The headline number is the balance sheet. GameStop ended Q4 with $9.01 billion in total cash, equivalents, and marketable securities, nearly double the $4.77 billion held a year prior. That buildup was funded by $4.2 billion in zero-coupon convertible notes issued during fiscal 2025. The company also generated $597.3 million in free cash flow for the full year, meaning the war chest has an organic replenishment mechanism beyond debt financing.

One drag on the portfolio: GameStop’s $500 million Bitcoin position generated a $151 million loss in Q4. Bitcoin is currently trading around $71,277, down 19.3% year-to-date, which means that position remains a source of earnings volatility.

The Silence Is the Signal

Cohen held no earnings conference call and provided no forward guidance with the Q4 filing. That pattern has held across every quarter of FY2025. For investors watching for acquisition clues, the absence of commentary is itself informative. Cohen has previously described his ambition to build a $100 billion company through a “big” acquisition, calling it “genius or totally foolish.” The warrant dividend announced in Q2 explicitly cited “potential acquisitions” as a use of proceeds, with up to $1.9 billion in potential gross proceeds if warrants are fully exercised. Nothing in this filing changes that framing.

The Acquisition Math

eBay currently carries a market cap of approximately $39.9 billion with $11.1 billion in trailing revenue. GameStop’s $9 billion liquid position covers roughly a fifth of that at current market prices, meaning any realistic deal structure would require a combination of debt, equity, and convertible instruments to close the gap.
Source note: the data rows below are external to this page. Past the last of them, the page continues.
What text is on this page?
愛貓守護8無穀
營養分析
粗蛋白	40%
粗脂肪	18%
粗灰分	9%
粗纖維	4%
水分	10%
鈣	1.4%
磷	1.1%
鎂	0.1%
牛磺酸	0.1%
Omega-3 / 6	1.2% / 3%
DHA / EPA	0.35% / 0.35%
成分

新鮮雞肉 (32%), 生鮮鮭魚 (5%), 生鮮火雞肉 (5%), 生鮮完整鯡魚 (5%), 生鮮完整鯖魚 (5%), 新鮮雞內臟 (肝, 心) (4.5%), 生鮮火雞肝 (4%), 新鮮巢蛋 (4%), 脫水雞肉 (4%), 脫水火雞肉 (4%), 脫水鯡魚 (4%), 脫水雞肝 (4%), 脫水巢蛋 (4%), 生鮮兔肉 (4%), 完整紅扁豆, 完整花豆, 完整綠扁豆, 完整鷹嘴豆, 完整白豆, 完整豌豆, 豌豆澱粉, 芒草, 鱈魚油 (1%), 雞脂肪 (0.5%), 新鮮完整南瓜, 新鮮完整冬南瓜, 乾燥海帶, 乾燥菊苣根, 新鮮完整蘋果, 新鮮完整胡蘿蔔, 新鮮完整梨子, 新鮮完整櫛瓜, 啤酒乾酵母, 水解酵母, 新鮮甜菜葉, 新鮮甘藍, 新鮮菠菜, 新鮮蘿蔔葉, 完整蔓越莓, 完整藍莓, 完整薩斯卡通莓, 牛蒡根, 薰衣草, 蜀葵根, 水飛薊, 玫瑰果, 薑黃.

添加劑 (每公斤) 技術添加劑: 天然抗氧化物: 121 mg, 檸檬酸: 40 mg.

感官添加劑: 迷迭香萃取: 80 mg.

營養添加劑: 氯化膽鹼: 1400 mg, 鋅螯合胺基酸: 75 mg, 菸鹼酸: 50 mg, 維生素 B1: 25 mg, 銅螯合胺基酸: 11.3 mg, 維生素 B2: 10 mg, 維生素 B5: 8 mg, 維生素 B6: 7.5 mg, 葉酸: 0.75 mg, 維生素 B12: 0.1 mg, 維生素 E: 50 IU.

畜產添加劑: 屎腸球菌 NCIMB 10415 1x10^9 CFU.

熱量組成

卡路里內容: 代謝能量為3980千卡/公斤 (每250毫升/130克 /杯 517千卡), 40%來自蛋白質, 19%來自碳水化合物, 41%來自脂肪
On the stock itself, our price model places GameStop at a predicted price of $35.85 with a Buy rating and +57.2% upside from $22.81, with a five-year target of $78.59. That stands in sharp contrast to Wall Street’s consensus target of $13.50 with zero Buy ratings. A transformative acquisition could dramatically expand the bull case, but integration risk on a deal of this scale could just as easily compress it.

The earnings themselves were operationally strong: EPS of $0.49 against an estimate of $0.08, gross margin expanding to 35.0% from 28.3% a year ago, and collectibles now representing 33.1% of Q4 net sales. The core retail business is shrinking, but what remains is more profitable. The war chest is intact. Cohen’s silence continues. For investors in GME, the acquisition question remains open.